E poi Reggio Calabria, dove si sono ritrovate associazioni quali il Coordinamento 25 Novembre, Snoq, comitato Arcigay “i due mari”, Jineca – percorsi femminili, Il Bak, Snap, Centro antiviolenza “Margherita”, Energia Pulita, Fipav, Meetup Movimento 5S Rc Città Metropolitana e Associazione culturale “Due Sicilie”. L’atmosfera tra le scale del teatro Cilea e Piazza Italia (GUARDA LE FOTO) è stata quella di una festa, non di una commemorazione, con la novità di uno stop di 15 minuti dal lavoro anche casalingo per dire basta alla violenza. 

Anche a Cosenza la riflessione segnata dal colore rosso ha aperto incontri ed iniziative. A Castrolibero è stato allestito un cartellone con tre eventi rigorosamente in rosa per sensibilizzare la popolazione a questo tema. Nell’aula magna del Polo scolastico è andato in scena un recital dal titolo “Donne mie” a cura della compagnia Lalineasottile. 

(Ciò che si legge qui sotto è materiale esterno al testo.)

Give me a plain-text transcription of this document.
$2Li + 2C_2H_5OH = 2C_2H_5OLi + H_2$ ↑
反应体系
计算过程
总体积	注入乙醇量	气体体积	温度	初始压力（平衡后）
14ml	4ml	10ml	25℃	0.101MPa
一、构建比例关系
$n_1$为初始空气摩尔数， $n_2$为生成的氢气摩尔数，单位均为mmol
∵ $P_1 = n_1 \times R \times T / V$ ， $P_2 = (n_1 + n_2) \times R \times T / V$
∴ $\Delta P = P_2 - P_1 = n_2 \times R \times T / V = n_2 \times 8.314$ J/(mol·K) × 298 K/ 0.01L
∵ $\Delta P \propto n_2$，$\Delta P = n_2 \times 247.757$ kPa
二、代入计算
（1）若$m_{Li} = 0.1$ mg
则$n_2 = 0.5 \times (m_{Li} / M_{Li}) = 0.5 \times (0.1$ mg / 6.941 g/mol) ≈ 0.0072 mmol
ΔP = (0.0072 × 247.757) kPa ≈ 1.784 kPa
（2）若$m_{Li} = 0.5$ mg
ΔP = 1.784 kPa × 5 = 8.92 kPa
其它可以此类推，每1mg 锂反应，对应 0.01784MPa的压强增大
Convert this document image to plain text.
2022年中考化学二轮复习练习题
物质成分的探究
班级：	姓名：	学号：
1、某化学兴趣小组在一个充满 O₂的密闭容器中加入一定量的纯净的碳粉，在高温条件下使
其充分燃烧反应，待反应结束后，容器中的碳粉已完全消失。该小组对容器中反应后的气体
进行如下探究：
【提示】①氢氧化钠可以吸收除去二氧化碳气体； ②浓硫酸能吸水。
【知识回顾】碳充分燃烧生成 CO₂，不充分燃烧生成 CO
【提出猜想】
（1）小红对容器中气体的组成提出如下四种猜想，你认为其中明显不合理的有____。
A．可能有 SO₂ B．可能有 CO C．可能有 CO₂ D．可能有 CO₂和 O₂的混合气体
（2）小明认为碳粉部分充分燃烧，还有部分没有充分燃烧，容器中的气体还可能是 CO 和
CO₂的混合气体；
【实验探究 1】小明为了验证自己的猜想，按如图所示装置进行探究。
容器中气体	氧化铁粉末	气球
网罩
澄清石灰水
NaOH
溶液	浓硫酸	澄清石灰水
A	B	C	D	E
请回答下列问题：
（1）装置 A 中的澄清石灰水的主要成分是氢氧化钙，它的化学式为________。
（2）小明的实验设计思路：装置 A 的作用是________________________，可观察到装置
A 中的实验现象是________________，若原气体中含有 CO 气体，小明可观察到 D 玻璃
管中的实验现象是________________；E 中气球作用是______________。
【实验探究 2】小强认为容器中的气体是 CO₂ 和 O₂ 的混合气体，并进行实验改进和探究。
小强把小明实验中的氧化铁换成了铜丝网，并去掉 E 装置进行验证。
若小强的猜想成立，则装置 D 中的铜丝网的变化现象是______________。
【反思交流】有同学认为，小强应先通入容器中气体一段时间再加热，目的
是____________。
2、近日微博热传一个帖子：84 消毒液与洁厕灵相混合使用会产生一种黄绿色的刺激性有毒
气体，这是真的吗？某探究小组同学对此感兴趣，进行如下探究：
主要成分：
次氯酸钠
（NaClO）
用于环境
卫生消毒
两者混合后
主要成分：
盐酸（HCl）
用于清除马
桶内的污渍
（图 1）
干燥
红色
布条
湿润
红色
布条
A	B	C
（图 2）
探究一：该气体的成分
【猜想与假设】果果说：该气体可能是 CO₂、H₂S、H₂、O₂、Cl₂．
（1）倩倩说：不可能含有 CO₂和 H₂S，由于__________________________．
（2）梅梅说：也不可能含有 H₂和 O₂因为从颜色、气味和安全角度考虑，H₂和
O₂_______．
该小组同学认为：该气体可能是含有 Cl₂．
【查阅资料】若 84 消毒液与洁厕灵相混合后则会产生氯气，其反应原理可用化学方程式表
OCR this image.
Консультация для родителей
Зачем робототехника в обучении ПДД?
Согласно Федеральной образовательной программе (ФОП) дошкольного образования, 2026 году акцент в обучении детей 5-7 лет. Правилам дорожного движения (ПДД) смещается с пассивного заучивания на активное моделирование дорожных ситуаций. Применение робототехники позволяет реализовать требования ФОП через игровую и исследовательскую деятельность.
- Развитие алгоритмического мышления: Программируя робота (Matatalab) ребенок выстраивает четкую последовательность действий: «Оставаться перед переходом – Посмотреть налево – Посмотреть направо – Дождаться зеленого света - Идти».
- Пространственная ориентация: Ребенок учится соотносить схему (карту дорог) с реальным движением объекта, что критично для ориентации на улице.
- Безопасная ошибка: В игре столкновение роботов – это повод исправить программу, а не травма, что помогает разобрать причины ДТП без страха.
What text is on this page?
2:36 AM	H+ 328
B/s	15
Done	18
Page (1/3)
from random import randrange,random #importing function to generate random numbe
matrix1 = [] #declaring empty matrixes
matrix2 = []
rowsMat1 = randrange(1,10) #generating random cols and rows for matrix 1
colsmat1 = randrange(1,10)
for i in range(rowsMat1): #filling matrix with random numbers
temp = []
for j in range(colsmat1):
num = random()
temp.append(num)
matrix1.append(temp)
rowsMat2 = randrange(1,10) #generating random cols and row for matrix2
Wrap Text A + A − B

Al rosso della giornata internazionale si è aggiunto anche il colore delle clementine, così come voluto da Confagricoltura Donna che ha proposto proprio il frutto calabrese come simbolo dell’anti violenza di genere. Un’idea segnata anche qui da un nome, quello di Fabiana Luzzi, la giovane studentessa di Corigliano Calabro, massacrata, in un agrumeto della cittadina ionica”. Le clementine anti violenza offerte dalle imprenditrici di Confagricoltura Donna Calabria sono in piazza, con le rispettive associazioni femminili di Confagricoltura, ad Asti, Bologna, Borghetto Santo Spirito (SV) e Cosenza ed il ricavato della vendita andrà a locali associazioni antiviolenza, raggruppate dal movimento Di.Re, donne in rete.